Anyway, Dayna tries to help Justin recapture his prize specimen, Og (why has Justin named him Og? Is that the best name he can think of?) but gets thrown off a cliff and captured by Servalan, who ties her to a chair. Suddenly it is revealed that Dayna and Justin are deeply in love with each other, despite this not being at all apparent when they were alone together for the first time in years. So Servalan brainwashes her to hate him (this basically involves flashing a light in her face and saying ‘You hate him. You hate him. You hate him’ a lot) and sends her off to facilitate his capture…
Eventually there is a low-octane gun battle and all the significant guest characters are killed, followed by Servalan’s ship blasting off with the main characters standing directly underneath it: all this does is ruffle their hair a bit. Dayna, who is in love with Justin again at this point, is left sobbing over his body in what was probably meant to be a poignant downbeat ending. Instead the main emotion I was feeling was relief that it was over. What makes it even less effective is the fact that, like Barbara Shelley last week, they clearly couldn’t afford to take Peter Byrne on location and all his exterior scenes are filmed on a studio set on videotape. The switching between VT and film gets quite jarring.
So it’s essentially a sort of idiot’s version of The Island of Dr Moreau mashed up with a rather icky and unconvincing May-to-December romance plot for Dayna, with some of the silliest monster suits in BBC history and a lot of obvious filler.
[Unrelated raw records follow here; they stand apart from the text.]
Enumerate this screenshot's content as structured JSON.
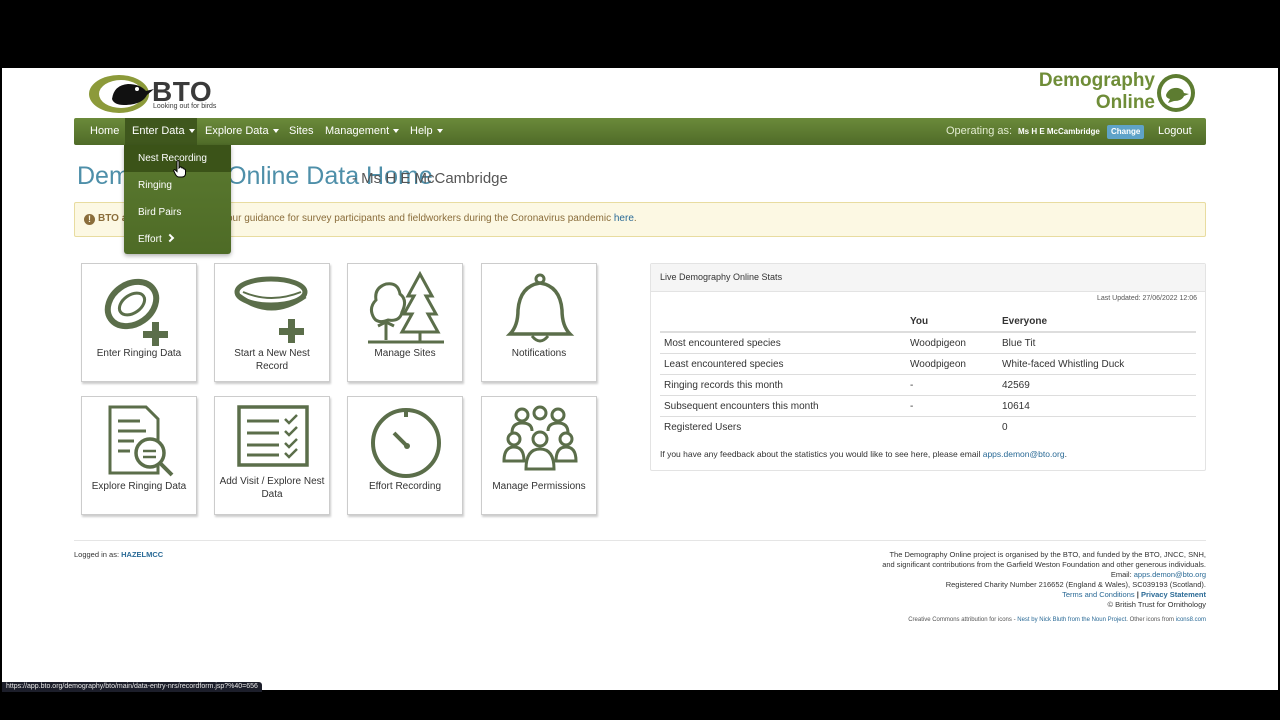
{
  "header": {
    "logo_text": "BTO",
    "logo_tagline": "Looking out for birds",
    "app_title_line1": "Demography",
    "app_title_line2": "Online"
  },
  "nav": {
    "home": "Home",
    "enter_data": "Enter Data",
    "explore_data": "Explore Data",
    "sites": "Sites",
    "management": "Management",
    "help": "Help",
    "operating_as_label": "Operating as:",
    "operating_as_user": "Ms H E McCambridge",
    "change": "Change",
    "logout": "Logout"
  },
  "dropdown": {
    "items": [
      "Nest Recording",
      "Ringing",
      "Bird Pairs",
      "Effort"
    ]
  },
  "page": {
    "title": "Demography Online Data Home",
    "subtitle": "- Ms H E McCambridge"
  },
  "alert": {
    "lead": "BTO a",
    "text": "our guidance for survey participants and fieldworkers during the Coronavirus pandemic ",
    "link": "here",
    "end": "."
  },
  "tiles": [
    {
      "label": "Enter Ringing Data"
    },
    {
      "label": "Start a New Nest Record"
    },
    {
      "label": "Manage Sites"
    },
    {
      "label": "Notifications"
    },
    {
      "label": "Explore Ringing Data"
    },
    {
      "label": "Add Visit / Explore Nest Data"
    },
    {
      "label": "Effort Recording"
    },
    {
      "label": "Manage Permissions"
    }
  ],
  "stats": {
    "title": "Live Demography Online Stats",
    "last_updated": "Last Updated: 27/06/2022 12:06",
    "col_you": "You",
    "col_everyone": "Everyone",
    "rows": [
      {
        "label": "Most encountered species",
        "you": "Woodpigeon",
        "everyone": "Blue Tit"
      },
      {
        "label": "Least encountered species",
        "you": "Woodpigeon",
        "everyone": "White-faced Whistling Duck"
      },
      {
        "label": "Ringing records this month",
        "you": "-",
        "everyone": "42569"
      },
      {
        "label": "Subsequent encounters this month",
        "you": "-",
        "everyone": "10614"
      },
      {
        "label": "Registered Users",
        "you": "",
        "everyone": "0"
      }
    ],
    "feedback_text": "If you have any feedback about the statistics you would like to see here, please email ",
    "feedback_email": "apps.demon@bto.org",
    "feedback_end": "."
  },
  "footer": {
    "logged_in_label": "Logged in as:",
    "logged_in_user": "HAZELMCC",
    "line1": "The Demography Online project is organised by the BTO, and funded by the BTO, JNCC, SNH,",
    "line2": "and significant contributions from the Garfield Weston Foundation and other generous individuals.",
    "email_label": "Email:",
    "email": "apps.demon@bto.org",
    "charity": "Registered Charity Number 216652 (England & Wales), SC039193 (Scotland).",
    "terms": "Terms and Conditions",
    "separator": "|",
    "privacy": "Privacy Statement",
    "copyright": "© British Trust for Ornithology",
    "icons_prefix": "Creative Commons attribution for icons - ",
    "icons_nest": "Nest by Nick Bluth from the Noun Project",
    "icons_mid": ". Other icons from ",
    "icons_site": "icons8.com"
  },
  "status_bar": {
    "url": "https://app.bto.org/demography/bto/main/data-entry-nrs/recordform.jsp?%40=656"
  },
  "colors": {
    "nav_green": "#5d7c31",
    "title_blue": "#4e8fa9",
    "icon_green": "#5b6e4a",
    "brand_green": "#6f8d38"
  }
}
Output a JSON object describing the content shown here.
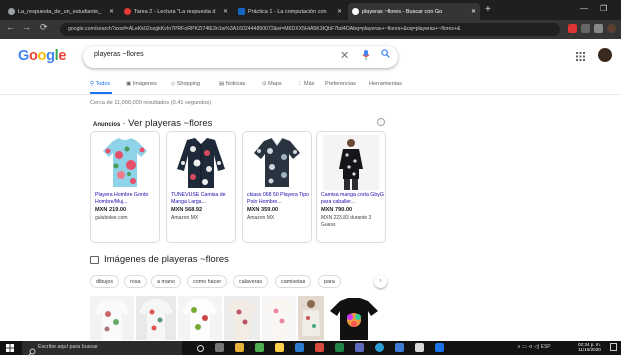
{
  "browser": {
    "tabs": [
      {
        "title": "La_respuesta_de_un_estudiante_",
        "active": false,
        "favicon_color": "#9aa0a6"
      },
      {
        "title": "Tarea 2 - Lectura \"La respuesta d",
        "active": false,
        "favicon_color": "#e53935"
      },
      {
        "title": "Práctica 1 - La computación con",
        "active": false,
        "favicon_color": "#1565c0"
      },
      {
        "title": "playeras ~flores - Buscar con Go",
        "active": true,
        "favicon_color": "#ffffff"
      }
    ],
    "new_tab": "+",
    "window_controls": [
      "—",
      "❐"
    ],
    "url": "google.com/search?sxsrf=ALeKk02ozgkKvIn7PRFoRPKZI74lE3n1w%3A1602444850072&ei=M6DXX5HiA5K3tQbF7bd4OAbq=playeras+~flores+&oq=playeras+~flores+&",
    "nav": [
      "←",
      "→",
      "⟳"
    ]
  },
  "google": {
    "logo": [
      "G",
      "o",
      "o",
      "g",
      "l",
      "e"
    ],
    "logo_colors": [
      "#4285f4",
      "#ea4335",
      "#fbbc05",
      "#4285f4",
      "#34a853",
      "#ea4335"
    ],
    "query": "playeras ~flores",
    "icons": {
      "clear": "close-icon",
      "mic": "mic-icon",
      "search": "search-icon",
      "apps": "apps-grid-icon"
    }
  },
  "search_tabs": [
    {
      "label": "Todos",
      "active": true
    },
    {
      "label": "Imágenes",
      "active": false
    },
    {
      "label": "Shopping",
      "active": false
    },
    {
      "label": "Noticias",
      "active": false
    },
    {
      "label": "Maps",
      "active": false
    },
    {
      "label": "Más",
      "active": false
    },
    {
      "label": "Preferencias",
      "active": false
    },
    {
      "label": "Herramientas",
      "active": false
    }
  ],
  "stats": "Cerca de 11,000,000 resultados (0.41 segundos)",
  "ads": {
    "badge": "Anuncios",
    "heading": "· Ver playeras ~flores",
    "info": "i",
    "products": [
      {
        "title": "Playera Hombre Gordo Hombre/Muj...",
        "price": "MXN 219.00",
        "store": "gulubolee.com"
      },
      {
        "title": "TUNEVUSE Camisa de Manga Larga...",
        "price": "MXN 568.92",
        "store": "Amazon MX"
      },
      {
        "title": "ckiass 068 50 Playera Tipo Polo Hombre...",
        "price": "MXN 359.00",
        "store": "Amazon MX"
      },
      {
        "title": "Camisa manga corta GbyG para caballer...",
        "price": "MXN 790.00",
        "store": "MXN 223.83 durante 3 Guess"
      }
    ]
  },
  "images": {
    "heading": "Imágenes de playeras ~flores",
    "chips": [
      "dibujos",
      "rosa",
      "a mano",
      "como hacer",
      "calaveras",
      "camisetas",
      "para"
    ],
    "chip_next": "›"
  },
  "taskbar": {
    "search_placeholder": "Escribe aquí para buscar",
    "tray": "∧  ▭  ⊲  ◁)  ESP",
    "time": "02:34 p. m.",
    "date": "11/10/2020"
  }
}
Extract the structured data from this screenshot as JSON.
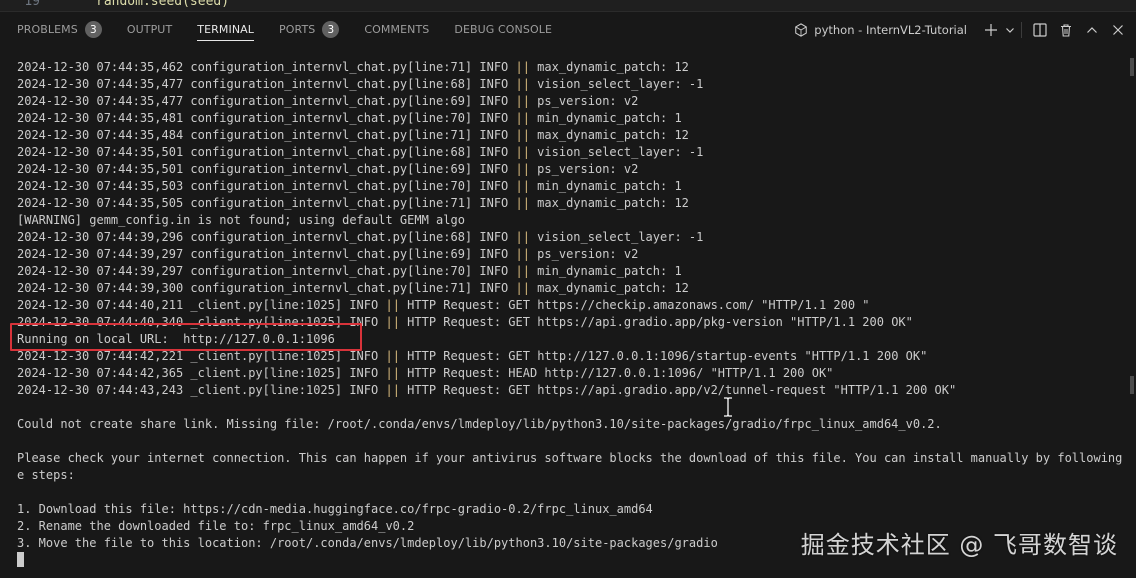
{
  "editor": {
    "line_number": "19",
    "code_line": "random.seed(seed)"
  },
  "panel": {
    "tabs": [
      {
        "label": "PROBLEMS",
        "badge": "3"
      },
      {
        "label": "OUTPUT"
      },
      {
        "label": "TERMINAL",
        "active": true
      },
      {
        "label": "PORTS",
        "badge": "3"
      },
      {
        "label": "COMMENTS"
      },
      {
        "label": "DEBUG CONSOLE"
      }
    ],
    "terminal_name": "python - InternVL2-Tutorial",
    "icons": [
      "python-icon",
      "plus-icon",
      "chevron-down-icon",
      "split-terminal-icon",
      "trash-icon",
      "chevron-up-icon",
      "close-icon"
    ]
  },
  "terminal": {
    "lines": [
      "2024-12-30 07:44:35,462 configuration_internvl_chat.py[line:71] INFO || max_dynamic_patch: 12",
      "2024-12-30 07:44:35,477 configuration_internvl_chat.py[line:68] INFO || vision_select_layer: -1",
      "2024-12-30 07:44:35,477 configuration_internvl_chat.py[line:69] INFO || ps_version: v2",
      "2024-12-30 07:44:35,481 configuration_internvl_chat.py[line:70] INFO || min_dynamic_patch: 1",
      "2024-12-30 07:44:35,484 configuration_internvl_chat.py[line:71] INFO || max_dynamic_patch: 12",
      "2024-12-30 07:44:35,501 configuration_internvl_chat.py[line:68] INFO || vision_select_layer: -1",
      "2024-12-30 07:44:35,501 configuration_internvl_chat.py[line:69] INFO || ps_version: v2",
      "2024-12-30 07:44:35,503 configuration_internvl_chat.py[line:70] INFO || min_dynamic_patch: 1",
      "2024-12-30 07:44:35,505 configuration_internvl_chat.py[line:71] INFO || max_dynamic_patch: 12",
      "[WARNING] gemm_config.in is not found; using default GEMM algo",
      "2024-12-30 07:44:39,296 configuration_internvl_chat.py[line:68] INFO || vision_select_layer: -1",
      "2024-12-30 07:44:39,297 configuration_internvl_chat.py[line:69] INFO || ps_version: v2",
      "2024-12-30 07:44:39,297 configuration_internvl_chat.py[line:70] INFO || min_dynamic_patch: 1",
      "2024-12-30 07:44:39,300 configuration_internvl_chat.py[line:71] INFO || max_dynamic_patch: 12",
      "2024-12-30 07:44:40,211 _client.py[line:1025] INFO || HTTP Request: GET https://checkip.amazonaws.com/ \"HTTP/1.1 200 \"",
      "2024-12-30 07:44:40,340 _client.py[line:1025] INFO || HTTP Request: GET https://api.gradio.app/pkg-version \"HTTP/1.1 200 OK\"",
      "Running on local URL:  http://127.0.0.1:1096",
      "2024-12-30 07:44:42,221 _client.py[line:1025] INFO || HTTP Request: GET http://127.0.0.1:1096/startup-events \"HTTP/1.1 200 OK\"",
      "2024-12-30 07:44:42,365 _client.py[line:1025] INFO || HTTP Request: HEAD http://127.0.0.1:1096/ \"HTTP/1.1 200 OK\"",
      "2024-12-30 07:44:43,243 _client.py[line:1025] INFO || HTTP Request: GET https://api.gradio.app/v2/tunnel-request \"HTTP/1.1 200 OK\"",
      "",
      "Could not create share link. Missing file: /root/.conda/envs/lmdeploy/lib/python3.10/site-packages/gradio/frpc_linux_amd64_v0.2.",
      "",
      "Please check your internet connection. This can happen if your antivirus software blocks the download of this file. You can install manually by following the",
      "e steps:",
      "",
      "1. Download this file: https://cdn-media.huggingface.co/frpc-gradio-0.2/frpc_linux_amd64",
      "2. Rename the downloaded file to: frpc_linux_amd64_v0.2",
      "3. Move the file to this location: /root/.conda/envs/lmdeploy/lib/python3.10/site-packages/gradio"
    ]
  },
  "watermark": "掘金技术社区 @ 飞哥数智谈",
  "colors": {
    "background": "#181818",
    "text": "#cccccc",
    "highlight_box": "#d8333a",
    "badge": "#616161"
  }
}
What positive things can I find to say about it? Well, there’s Paul Darrow – even though he isn’t in it much, he decides that this week he will deliver a kind of situationist deconstruction of bad acting. The moment where he bursts through a door, goes out of his way to gratuitously kick over a chair, and nearly falls over, is probably the most entertaining one in the episode. But mostly it is just turgid and irritating.